You begin to see the inspiration, yes? With the variant clubs and organizations that made up the general anti-alcoholic beverage movement collectively referred to as the Temperance Union (Women’s Christian Temperance Union, Salvation Army, et al) that would eventually lead up to the era of Prohibition, parades and rallies were the norm and popular melodies conscripted with new lyrics to fit the message meant to be broadcast… Just as political gatherings and rallies did. It seems that this song was appropriated in this manner, but just as quickly elicited parodies among the drinking crowds. In 1914 the new Secretary of the US Navy abolished the use of “alcoholic liquors on board any naval vessel, or within any navy yard or station…” and the local newspapers made quite the story about this. The New York Tribune published cartoons of Sec. Daniels as “Sir Josephus, Admiral of the USS Grapefruit Pinafore” and with one of them these lyrics to the melody of this essay…
Away, away with sword and drum,
Here we come, full of rum
Looking for something to put on the bum
In the Armored Cruiser Squadron
Josephus Daniels is a goose
If he thinks he can induce
Us to drink his damn grape juice
In the Armored Cruiser Squadron
In the 1915 edition of “Michigan’s Favourite College Songs” the song appears under the title “The Song of the Temperance Union” and, I am told, was also popular on the Yale Campus (still waiting for the evidence on that). The song waned in popularity as these things do but regained ground when “discovered” about the time of the folk revival the 1960s, with many more tongue-in-cheek versus added to taste and absurdity.
The version of the song we sing is here with no claim to historical accuracy simply because it is part of the folk process and variations abound.
Jos. Morneault
THE SONG OF THE TEMPERANCE UNION
We’re coming, we’re coming, our brave little band
On the right side of temp’rance we do take our stand.
We don’t use tobacco, because we do think
That the people who use it are likely to drink
Chorus:
Away, away, with rum, by gum,
Rum by gum, rum by gum
Away, away, with rum, by gum,
The song of the Temperance Union.
We never eat fruitcake because it has rum,
And one little slice puts a man on the bum.

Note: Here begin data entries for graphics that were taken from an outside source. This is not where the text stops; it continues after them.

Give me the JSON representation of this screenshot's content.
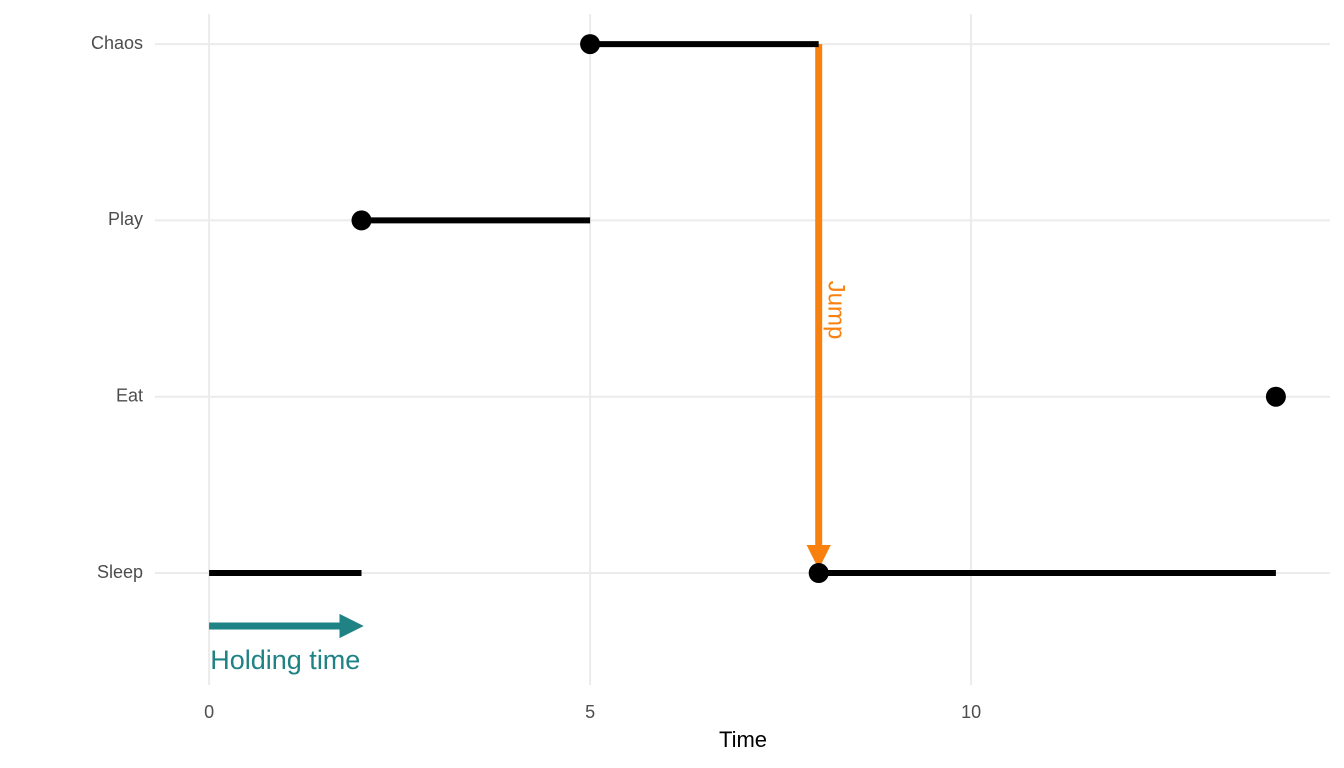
{
  "chart_data": {
    "type": "step",
    "x_label": "Time",
    "states": [
      "Sleep",
      "Eat",
      "Play",
      "Chaos"
    ],
    "x": [
      0,
      2,
      5,
      8,
      14
    ],
    "path": [
      "Sleep",
      "Play",
      "Chaos",
      "Sleep",
      "Eat"
    ],
    "xlim": [
      -0.71,
      14.71
    ],
    "xticks": [
      0,
      5,
      10
    ],
    "color": "#000000",
    "grid": true,
    "annotations": [
      {
        "text": "Jump",
        "color": "#f8800f"
      },
      {
        "text": "Holding time",
        "color": "#1f8285"
      }
    ]
  }
}
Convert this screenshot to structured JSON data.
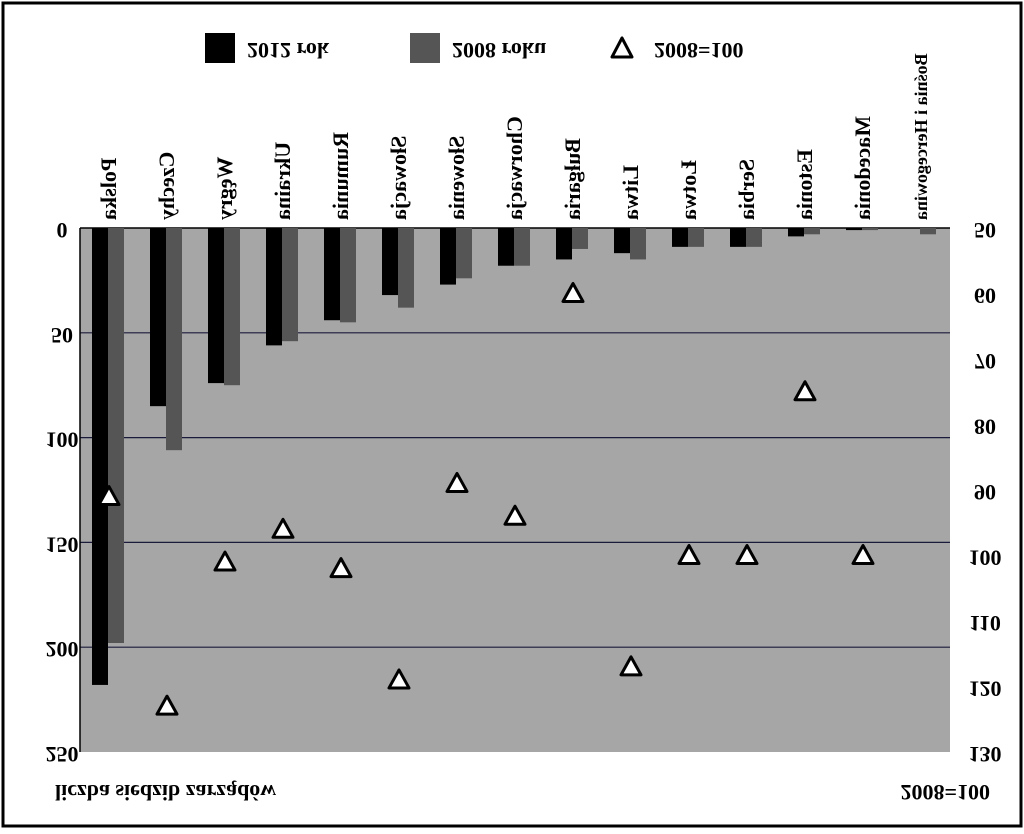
{
  "chart_data": {
    "type": "bar",
    "categories": [
      "Polska",
      "Czechy",
      "Węgry",
      "Ukraina",
      "Rumunia",
      "Słowacja",
      "Słowenia",
      "Chorwacja",
      "Bułgaria",
      "Litwa",
      "Łotwa",
      "Serbia",
      "Estonia",
      "Macedonia",
      "Bośnia i Hercegowina"
    ],
    "series": [
      {
        "name": "2012 rok",
        "color": "#000000",
        "values": [
          218,
          85,
          74,
          56,
          44,
          32,
          27,
          18,
          15,
          12,
          9,
          9,
          4,
          1,
          0
        ]
      },
      {
        "name": "2008 roku",
        "color": "#555555",
        "values": [
          198,
          106,
          75,
          54,
          45,
          38,
          24,
          18,
          10,
          15,
          9,
          9,
          3,
          1,
          3
        ]
      },
      {
        "name": "2008=100",
        "type": "scatter",
        "axis": "y2",
        "color": "#ffffff",
        "values": [
          91,
          123,
          101,
          96,
          102,
          119,
          89,
          94,
          60,
          117,
          100,
          100,
          75,
          100,
          null
        ]
      }
    ],
    "ylabel": "liczba siedzib zarządów",
    "y2label": "2008=100",
    "ylim": [
      0,
      250
    ],
    "yticks": [
      0,
      50,
      100,
      150,
      200,
      250
    ],
    "y2lim": [
      50,
      130
    ],
    "y2ticks": [
      50,
      60,
      70,
      80,
      90,
      100,
      110,
      120,
      130
    ],
    "grid": true,
    "legend": "top",
    "flipped": true
  }
}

Oh, can you imagine the pitiful sight
Of a man eating fruitcake until he gets tight?
A man who eats fruitcake lives a terrible life.
He’s mean to his children and beats on his wife.
A man who eats fruitcake dies a terrible death,
With the odor of raisins and rum on his breath!
We never eat *cookies because they have yeast,
And one little bite turns a man to a beast.
Oh, can you imagine the utter disgrace
Of a man in the gutter with crumbs on his face?
We never drink grog for that leads to sin,
One little sip and a man starts to grin.
Oh, can you imagine a sorrier sight
Than a man drinking grog and singing all night?
*rum cookies
SALVATION ARMY
Words/arrangement by Edward Harrigan and Dave Braham, 1882
Oh, Cleveland and Folger they went out to fight,
And Cleveland hit Folger with all his might,
The winner he lives in Buffalo,
And the loser’s joined the Salvation Army, oh!
CHO
Away, away with rum and gum!
Here we come, hear the drum!
A reg’lar proper lum tum-tum,
As we join’d the army, oh!
I’ll give you a pointer that’s on the square,
The guy in the middle’s a millionaire,
He does this for fun, ’cause he’s stuck on the show,
And he follows the Salvation Army, oh!
Ol’ Jonahy he lived away down in a whale,
In a little back room very close to the tail,
Don’t give it away, for he’s out on bail,
And he sings in the Salvation Army, oh!
Spinola he started a rousing big scheme
To heat up the city and county by steam,
He’s block’d up the streets I would have you to know,
And he’ll blockade the Salvation Army, oh!